Adhesion starts before coating
Coating performance depends heavily on surface preparation. Degreasing, blasting, activation, dust removal and timing decide whether the coating bonds properly. A premium coating applied over oil, rust, scale or shop contamination will not perform correctly.
For zinc flake, Xylan/PTFE and phosphating, pretreatment is not a cosmetic step. It directly affects corrosion, adhesion and wear behaviour.
Blasting profile and cleanliness
Shot blasting can create profile for adhesion. Glass bead blasting can clean and satin-finish surfaces with lower aggression. The correct process depends on the coating system and substrate.
Too little profile may reduce adhesion. Too much profile can increase coating consumption, roughen the finish or damage dimensions.
Timing after preparation
Freshly blasted steel can flash-rust quickly in humid conditions. Prepared parts should not be left in open humid air for extended periods before coating. Handling should prevent fingerprints, oil transfer and dust pickup.
If parts arrive blasted by the customer, the time gap, storage condition and contamination risk should be disclosed.
Incoming condition matters
Heavy oil, paint, silicone, rubber residue, weld scale, heat tint or old coating may need additional processing. Customers should not assume the standard coating price includes removal of every unknown contaminant.
For repeat jobs, defining incoming condition improves quality and quotation accuracy.
Practical conclusion
Surface preparation is the foundation of coating performance. The coating is only as good as the surface it bonds to.
How buyers should use this guide in an RFQ
For a technically complete coating RFQ, the customer should provide the drawing, material, quantity, current surface condition, required coating system, thickness or coating-mass expectation, salt spray target, masking requirement and packaging expectation. For zinc flake, Xylan/PTFE and phosphating work, route selection cannot be separated from geometry, surface preparation and post-coating handling.

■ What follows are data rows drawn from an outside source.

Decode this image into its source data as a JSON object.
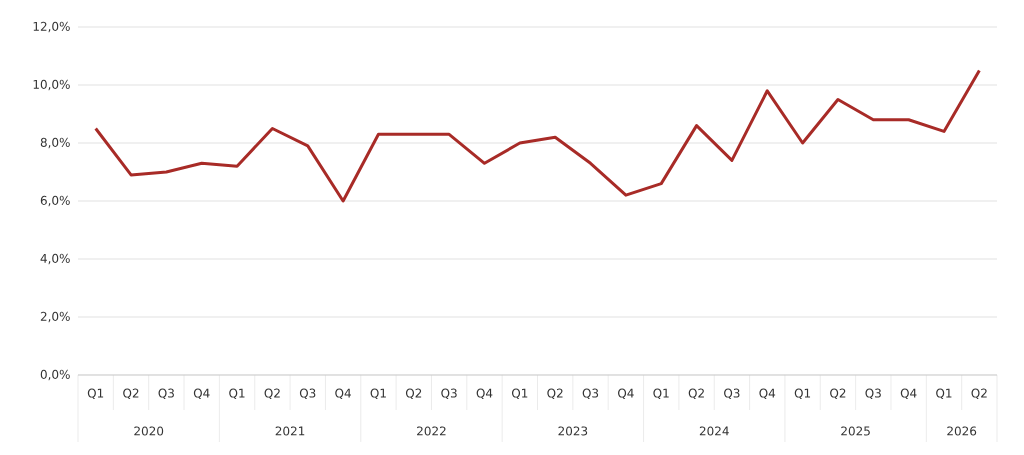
{
  "chart_data": {
    "type": "line",
    "categories": [
      "Q1",
      "Q2",
      "Q3",
      "Q4",
      "Q1",
      "Q2",
      "Q3",
      "Q4",
      "Q1",
      "Q2",
      "Q3",
      "Q4",
      "Q1",
      "Q2",
      "Q3",
      "Q4",
      "Q1",
      "Q2",
      "Q3",
      "Q4",
      "Q1",
      "Q2",
      "Q3",
      "Q4",
      "Q1",
      "Q2"
    ],
    "series": [
      {
        "color": "#a82b27",
        "values": [
          8.5,
          6.9,
          7.0,
          7.3,
          7.2,
          8.5,
          7.9,
          6.0,
          8.3,
          8.3,
          8.3,
          7.3,
          8.0,
          8.2,
          7.3,
          6.2,
          6.6,
          8.6,
          7.4,
          9.8,
          8.0,
          9.5,
          8.8,
          8.8,
          8.4,
          10.5
        ]
      }
    ],
    "ylim": [
      0,
      12
    ],
    "yticks": [
      {
        "value": 0,
        "label": "0,0%"
      },
      {
        "value": 2,
        "label": "2,0%"
      },
      {
        "value": 4,
        "label": "4,0%"
      },
      {
        "value": 6,
        "label": "6,0%"
      },
      {
        "value": 8,
        "label": "8,0%"
      },
      {
        "value": 10,
        "label": "10,0%"
      },
      {
        "value": 12,
        "label": "12,0%"
      }
    ],
    "grid": "y",
    "annotations": [
      "2020",
      "2021",
      "2022",
      "2023",
      "2024",
      "2025",
      "2026"
    ]
  }
}
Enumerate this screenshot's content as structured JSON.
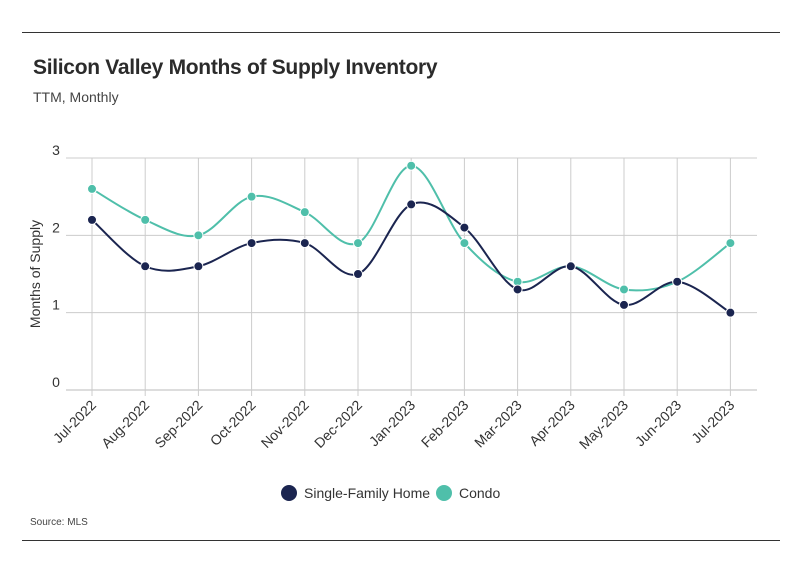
{
  "header": {
    "title": "Silicon Valley Months of Supply Inventory",
    "subtitle": "TTM, Monthly"
  },
  "footer": {
    "source": "Source:  MLS"
  },
  "chart_data": {
    "type": "line",
    "title": "Silicon Valley Months of Supply Inventory",
    "subtitle": "TTM, Monthly",
    "xlabel": "",
    "ylabel": "Months of Supply",
    "ylim": [
      0,
      3
    ],
    "yticks": [
      0,
      1,
      2,
      3
    ],
    "grid": true,
    "legend": "bottom-center",
    "categories": [
      "Jul-2022",
      "Aug-2022",
      "Sep-2022",
      "Oct-2022",
      "Nov-2022",
      "Dec-2022",
      "Jan-2023",
      "Feb-2023",
      "Mar-2023",
      "Apr-2023",
      "May-2023",
      "Jun-2023",
      "Jul-2023"
    ],
    "series": [
      {
        "name": "Single-Family Home",
        "color": "#1b2550",
        "values": [
          2.2,
          1.6,
          1.6,
          1.9,
          1.9,
          1.5,
          2.4,
          2.1,
          1.3,
          1.6,
          1.1,
          1.4,
          1.0
        ]
      },
      {
        "name": "Condo",
        "color": "#4fbfaa",
        "values": [
          2.6,
          2.2,
          2.0,
          2.5,
          2.3,
          1.9,
          2.9,
          1.9,
          1.4,
          1.6,
          1.3,
          1.4,
          1.9
        ]
      }
    ]
  }
}
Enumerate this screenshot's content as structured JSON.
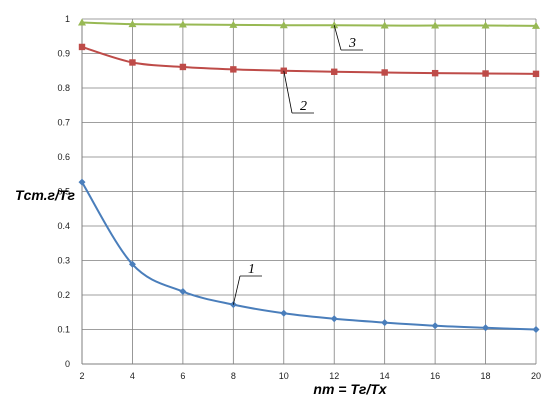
{
  "chart_data": {
    "type": "line",
    "xlabel": "nт = Tг/Tх",
    "ylabel": "Tст.г/Tг",
    "xlim": [
      2,
      20
    ],
    "ylim": [
      0,
      1
    ],
    "x_ticks": [
      "2",
      "4",
      "6",
      "8",
      "10",
      "12",
      "14",
      "16",
      "18",
      "20"
    ],
    "y_ticks": [
      "0",
      "0.1",
      "0.2",
      "0.3",
      "0.4",
      "0.5",
      "0.6",
      "0.7",
      "0.8",
      "0.9",
      "1"
    ],
    "grid": true,
    "series": [
      {
        "label": "1",
        "color": "#4a7ebb",
        "marker": "diamond",
        "x": [
          2,
          4,
          6,
          8,
          10,
          12,
          14,
          16,
          18,
          20
        ],
        "y": [
          0.527,
          0.289,
          0.21,
          0.172,
          0.147,
          0.131,
          0.12,
          0.111,
          0.105,
          0.1
        ]
      },
      {
        "label": "2",
        "color": "#be4b48",
        "marker": "square",
        "x": [
          2,
          4,
          6,
          8,
          10,
          12,
          14,
          16,
          18,
          20
        ],
        "y": [
          0.919,
          0.874,
          0.861,
          0.854,
          0.85,
          0.847,
          0.845,
          0.843,
          0.842,
          0.841
        ]
      },
      {
        "label": "3",
        "color": "#98b954",
        "marker": "triangle",
        "x": [
          2,
          4,
          6,
          8,
          10,
          12,
          14,
          16,
          18,
          20
        ],
        "y": [
          0.99,
          0.985,
          0.984,
          0.983,
          0.982,
          0.982,
          0.981,
          0.981,
          0.981,
          0.98
        ]
      }
    ]
  }
}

If the part has threads, internal drives, blind holes, seal faces, bores or close-tolerance assembly zones, those areas should be marked before sampling. Coating build-up, retained coating, masking witness marks and post-curing handling must be accepted or corrected during sample approval rather than after bulk production.
Common avoidable rejection causes
- Approving corrosion performance without checking actual assembly, torque, thread fitment or bore clearance.
- Using ordinary cardboard or recycled paper directly against zinc-based coatings during humid storage.
- Bulk-packing Xylan/PTFE or zinc flake parts so that sharp edges and threads abrade the coating during transport.
- Leaving freshly blasted steel exposed before coating, causing flash rust or surface contamination.
- Treating salt spray hours as a universal field-life guarantee without considering storage, handling and exposure conditions.
Documentation and approval discipline
For controlled coating work, approval should include coating route, surface preparation method, number of coats, curing condition, measurement method, visual standard and packaging method. If the customer later changes part geometry, incoming condition, dispatch packing, storage duration or fitment requirement, the approved coating route should be revalidated before production continuation.